21. Başsavcılık tarafından başvuruya konu olaya ilişkin soruşturmaların birleştirilmesine karar verilmiştir.

22. Birleştirme işlemi sonrasında soruşturma kapsamında olay yeri inceleme uzmanı polis memuru bilirkişiden alınan 11/7/2017 havale tarihli bilirkişi raporunda (6) numaralı kameranın kaydettiği görüntülerde “kamera saatine göre 08:48:47'de, kamera açısına göre koridor sonu sol taraftaki bir kapıdan kıyafetinden infaz koruma memuru olduğu anlaşılan bir görevlinin koridora çıktığı ve yönünü kapıya doğru döndüğü, aynı kapıdan sivil giyimli bir şahsın çıktığı, görevli memurun sivil şahsı el ile üst aramasını yaptığı esnada koridorun sağ tarafındaki açık olan kapıdan çıkan bir görevlinin yanlarına geldiği, sivil şahsın daha sonra ayakkabısını giyerek üç görevli memur ile birlikte yürüyerek koridor sonuna doğru yürüyerek gittiği, koridor sonuna yakın saat 08:49:22'de sivil şahıs ile görevli memurların koridorda durarak konuşmaya başladıkları, konuşma esnasında görevli memurların sivil şahsın her iki koluna girmeye çalıştığı esnada şahıs ile görevliler arasında küçük çaplı bir arbede yaşandığı, görevli memurların şahsı koridora yüzüstü yatırmak suretiyle etkisiz hale getirdikleri, ellerini arkada birleştirip şahsı ayağa kaldırarak koridor sonuna doğru yürüyerek götürdükleri, kamera saatine göre 08:50:40 itibarı ile kaydın son bulduğu” ve “izlenilen altı adet görüntü dosyasında görevli memurların veyahut üçüncü bir şahsın görüntülerdeki sivil şahıs olarak tarif edilen şahsa veyahut başka bir şahsa herhangi bir vurma, çarpa, dövme vb darp konusu olduğunu gösterir herhangi bir görüntüye rastlanılmadığı” tespit edilmiştir.

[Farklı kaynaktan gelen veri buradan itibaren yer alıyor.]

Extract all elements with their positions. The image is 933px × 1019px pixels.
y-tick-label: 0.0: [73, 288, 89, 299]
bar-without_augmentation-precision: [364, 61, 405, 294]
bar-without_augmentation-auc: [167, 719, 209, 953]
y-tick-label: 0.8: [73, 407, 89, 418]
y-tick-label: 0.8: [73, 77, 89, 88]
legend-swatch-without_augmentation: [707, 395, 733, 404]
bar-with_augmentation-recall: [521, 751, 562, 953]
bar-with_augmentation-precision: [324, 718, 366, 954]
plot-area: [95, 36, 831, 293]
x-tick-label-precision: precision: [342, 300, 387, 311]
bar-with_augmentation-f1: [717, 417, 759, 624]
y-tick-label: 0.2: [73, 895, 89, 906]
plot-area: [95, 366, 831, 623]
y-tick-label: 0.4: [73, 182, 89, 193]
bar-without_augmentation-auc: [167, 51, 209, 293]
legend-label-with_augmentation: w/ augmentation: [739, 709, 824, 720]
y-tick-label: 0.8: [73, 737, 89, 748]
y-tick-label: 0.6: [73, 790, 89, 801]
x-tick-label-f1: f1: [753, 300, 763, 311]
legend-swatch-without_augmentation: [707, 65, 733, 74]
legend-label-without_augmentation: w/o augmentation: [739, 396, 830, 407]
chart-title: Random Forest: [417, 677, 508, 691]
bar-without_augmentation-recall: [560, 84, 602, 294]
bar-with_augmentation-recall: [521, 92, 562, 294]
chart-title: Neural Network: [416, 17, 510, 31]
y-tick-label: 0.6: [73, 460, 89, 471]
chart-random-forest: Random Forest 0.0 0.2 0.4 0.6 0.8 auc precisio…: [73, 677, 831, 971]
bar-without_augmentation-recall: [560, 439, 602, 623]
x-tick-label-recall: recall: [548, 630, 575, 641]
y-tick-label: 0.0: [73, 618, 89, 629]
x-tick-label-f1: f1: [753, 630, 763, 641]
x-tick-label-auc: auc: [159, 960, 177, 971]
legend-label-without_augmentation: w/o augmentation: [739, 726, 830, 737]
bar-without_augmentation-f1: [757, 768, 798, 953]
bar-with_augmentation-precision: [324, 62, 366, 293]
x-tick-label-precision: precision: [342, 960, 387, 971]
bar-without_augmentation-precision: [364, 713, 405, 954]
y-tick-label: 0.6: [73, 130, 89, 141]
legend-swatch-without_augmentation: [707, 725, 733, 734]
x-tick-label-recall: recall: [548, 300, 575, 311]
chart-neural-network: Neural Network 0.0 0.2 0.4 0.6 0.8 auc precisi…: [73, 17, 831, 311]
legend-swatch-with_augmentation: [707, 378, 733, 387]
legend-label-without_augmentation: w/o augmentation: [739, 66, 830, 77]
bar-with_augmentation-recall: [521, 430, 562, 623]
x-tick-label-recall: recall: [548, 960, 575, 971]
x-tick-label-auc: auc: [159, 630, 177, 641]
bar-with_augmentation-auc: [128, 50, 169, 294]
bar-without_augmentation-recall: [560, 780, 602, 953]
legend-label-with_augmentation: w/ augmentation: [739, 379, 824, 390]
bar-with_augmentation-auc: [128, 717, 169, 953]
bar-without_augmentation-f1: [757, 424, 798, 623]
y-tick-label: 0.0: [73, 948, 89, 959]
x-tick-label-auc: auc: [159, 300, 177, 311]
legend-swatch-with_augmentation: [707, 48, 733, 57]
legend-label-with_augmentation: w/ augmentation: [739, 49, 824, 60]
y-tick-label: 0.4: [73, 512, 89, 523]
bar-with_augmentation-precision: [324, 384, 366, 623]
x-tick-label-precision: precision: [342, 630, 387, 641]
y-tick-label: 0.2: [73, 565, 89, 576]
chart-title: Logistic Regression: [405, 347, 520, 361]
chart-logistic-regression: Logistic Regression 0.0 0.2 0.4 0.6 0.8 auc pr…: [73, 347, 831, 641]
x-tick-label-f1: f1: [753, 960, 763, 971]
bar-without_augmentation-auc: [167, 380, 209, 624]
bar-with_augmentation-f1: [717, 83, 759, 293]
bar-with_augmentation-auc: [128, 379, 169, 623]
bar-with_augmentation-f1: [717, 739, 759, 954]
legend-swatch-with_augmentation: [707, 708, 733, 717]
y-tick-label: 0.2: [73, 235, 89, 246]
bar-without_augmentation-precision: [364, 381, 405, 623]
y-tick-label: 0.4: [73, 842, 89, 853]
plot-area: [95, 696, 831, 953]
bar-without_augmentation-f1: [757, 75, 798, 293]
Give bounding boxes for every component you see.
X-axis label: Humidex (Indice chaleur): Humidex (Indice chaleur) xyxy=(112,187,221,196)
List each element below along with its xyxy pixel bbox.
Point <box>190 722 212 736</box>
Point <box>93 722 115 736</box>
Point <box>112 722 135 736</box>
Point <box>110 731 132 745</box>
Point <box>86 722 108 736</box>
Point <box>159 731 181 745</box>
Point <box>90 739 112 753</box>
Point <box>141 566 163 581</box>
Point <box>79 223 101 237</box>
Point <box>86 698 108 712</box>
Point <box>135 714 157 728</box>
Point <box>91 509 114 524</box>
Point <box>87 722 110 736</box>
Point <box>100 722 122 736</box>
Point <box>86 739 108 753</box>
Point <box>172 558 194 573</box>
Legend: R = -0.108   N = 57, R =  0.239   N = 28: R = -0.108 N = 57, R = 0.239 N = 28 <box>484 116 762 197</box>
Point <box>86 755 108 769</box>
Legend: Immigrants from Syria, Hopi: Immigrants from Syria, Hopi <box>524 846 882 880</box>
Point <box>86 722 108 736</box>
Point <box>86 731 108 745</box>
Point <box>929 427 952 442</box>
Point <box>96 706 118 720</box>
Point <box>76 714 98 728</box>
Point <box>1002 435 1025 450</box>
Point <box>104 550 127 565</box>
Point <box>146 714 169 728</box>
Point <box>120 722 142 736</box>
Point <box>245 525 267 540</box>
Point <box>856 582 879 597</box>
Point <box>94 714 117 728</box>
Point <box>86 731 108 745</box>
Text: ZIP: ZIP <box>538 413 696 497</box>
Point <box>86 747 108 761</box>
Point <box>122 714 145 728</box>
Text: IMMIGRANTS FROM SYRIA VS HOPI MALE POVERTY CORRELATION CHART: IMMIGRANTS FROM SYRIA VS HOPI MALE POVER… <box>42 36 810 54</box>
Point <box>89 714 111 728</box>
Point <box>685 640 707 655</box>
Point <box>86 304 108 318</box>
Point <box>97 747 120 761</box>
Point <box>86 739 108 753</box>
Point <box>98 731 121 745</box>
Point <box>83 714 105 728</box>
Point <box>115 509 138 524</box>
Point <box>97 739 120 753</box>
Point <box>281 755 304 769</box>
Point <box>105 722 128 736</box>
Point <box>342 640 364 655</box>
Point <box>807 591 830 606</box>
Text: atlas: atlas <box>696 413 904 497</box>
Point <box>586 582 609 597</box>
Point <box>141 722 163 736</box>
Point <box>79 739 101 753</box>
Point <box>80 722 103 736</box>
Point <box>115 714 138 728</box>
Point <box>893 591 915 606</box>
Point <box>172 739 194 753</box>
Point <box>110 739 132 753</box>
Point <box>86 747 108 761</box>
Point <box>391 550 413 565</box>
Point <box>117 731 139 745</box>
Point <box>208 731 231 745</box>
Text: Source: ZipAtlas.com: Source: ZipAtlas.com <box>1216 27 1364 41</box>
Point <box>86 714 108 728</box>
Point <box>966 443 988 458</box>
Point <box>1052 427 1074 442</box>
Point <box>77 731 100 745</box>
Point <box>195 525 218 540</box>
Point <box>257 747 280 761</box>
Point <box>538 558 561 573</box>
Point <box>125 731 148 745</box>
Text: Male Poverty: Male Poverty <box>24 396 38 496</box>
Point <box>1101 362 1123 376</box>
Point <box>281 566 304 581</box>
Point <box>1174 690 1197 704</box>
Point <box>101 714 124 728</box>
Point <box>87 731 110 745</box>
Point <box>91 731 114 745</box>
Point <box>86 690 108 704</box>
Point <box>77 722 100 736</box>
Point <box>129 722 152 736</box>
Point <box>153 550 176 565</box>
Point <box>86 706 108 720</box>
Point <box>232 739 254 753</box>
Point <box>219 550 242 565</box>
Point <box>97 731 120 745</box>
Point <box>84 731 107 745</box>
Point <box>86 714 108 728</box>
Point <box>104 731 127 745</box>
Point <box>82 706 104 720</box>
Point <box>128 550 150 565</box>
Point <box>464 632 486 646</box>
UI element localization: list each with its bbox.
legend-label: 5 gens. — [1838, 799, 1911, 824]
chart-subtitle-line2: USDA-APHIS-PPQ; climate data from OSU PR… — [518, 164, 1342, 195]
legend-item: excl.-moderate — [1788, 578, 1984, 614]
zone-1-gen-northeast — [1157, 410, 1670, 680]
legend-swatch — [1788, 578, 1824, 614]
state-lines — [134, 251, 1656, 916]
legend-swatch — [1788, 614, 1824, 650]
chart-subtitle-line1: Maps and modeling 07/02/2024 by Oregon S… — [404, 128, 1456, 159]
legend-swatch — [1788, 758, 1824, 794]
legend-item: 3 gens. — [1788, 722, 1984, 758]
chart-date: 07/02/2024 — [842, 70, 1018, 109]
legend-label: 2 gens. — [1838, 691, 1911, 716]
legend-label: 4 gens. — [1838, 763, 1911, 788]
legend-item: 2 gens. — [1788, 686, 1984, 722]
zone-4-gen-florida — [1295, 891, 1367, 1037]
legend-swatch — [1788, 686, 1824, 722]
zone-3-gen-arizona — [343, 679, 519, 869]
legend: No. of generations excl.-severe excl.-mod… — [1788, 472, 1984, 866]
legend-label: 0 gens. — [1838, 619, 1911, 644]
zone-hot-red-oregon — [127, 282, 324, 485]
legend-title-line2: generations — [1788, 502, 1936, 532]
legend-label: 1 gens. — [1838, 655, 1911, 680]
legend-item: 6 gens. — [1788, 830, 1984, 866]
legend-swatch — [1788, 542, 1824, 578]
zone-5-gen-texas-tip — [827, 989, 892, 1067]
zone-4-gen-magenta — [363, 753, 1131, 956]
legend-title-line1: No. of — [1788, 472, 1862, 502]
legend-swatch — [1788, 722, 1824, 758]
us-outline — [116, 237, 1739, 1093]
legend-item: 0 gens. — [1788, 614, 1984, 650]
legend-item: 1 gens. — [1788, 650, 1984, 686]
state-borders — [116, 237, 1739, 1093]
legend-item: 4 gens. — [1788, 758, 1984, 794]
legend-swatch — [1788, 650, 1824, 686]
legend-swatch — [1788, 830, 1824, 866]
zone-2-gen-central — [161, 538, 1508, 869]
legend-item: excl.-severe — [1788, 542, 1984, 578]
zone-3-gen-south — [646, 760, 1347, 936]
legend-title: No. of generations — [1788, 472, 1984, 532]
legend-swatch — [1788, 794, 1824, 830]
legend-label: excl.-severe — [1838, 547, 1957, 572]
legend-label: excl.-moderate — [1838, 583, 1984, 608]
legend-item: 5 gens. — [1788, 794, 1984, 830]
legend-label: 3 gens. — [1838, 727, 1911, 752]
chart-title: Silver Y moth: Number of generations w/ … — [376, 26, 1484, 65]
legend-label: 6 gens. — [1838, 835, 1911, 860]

23. Başsavcılık tarafından alınan 28/12/2018 havale tarihli ek bilirkişi raporunda (6) numaralı kameranın kaydettiği görüntülere göre “08:49:22'de sivil şahıs ile görevli memurların koridorda durarak konuşmaya başladıkları, konuşma esnasında görevli memurların sivil şahsın her iki koluna girmeye çalıştığı, sivil şahıs görevli personellerden birini göğüs bölgesine eli ile iteklemesi neticesinde görevli personelin geriye doğru sendelediği, bunun üzerine diğer görevlilerinde şahsın etrafını çevirmek suretiyle hareketlerini kontrol altına almaya çalıştığı, sivil şahsın saldırgan tutumundan kaynaklı hareketlerinin devam etmesi üzerine görevli memurların şahsı koridora yüz üstü yatırmak suretiyle etkisiz hale getirdikleri, sivil şahsın ellerini arkada birleştirip ayağa kaldırarak koridor sonuna doğru yürüyerek götürdükleri, kamera saatine göre 08:50:40 itibarı ile kaydın son bulduğu” tespit edilmiştir.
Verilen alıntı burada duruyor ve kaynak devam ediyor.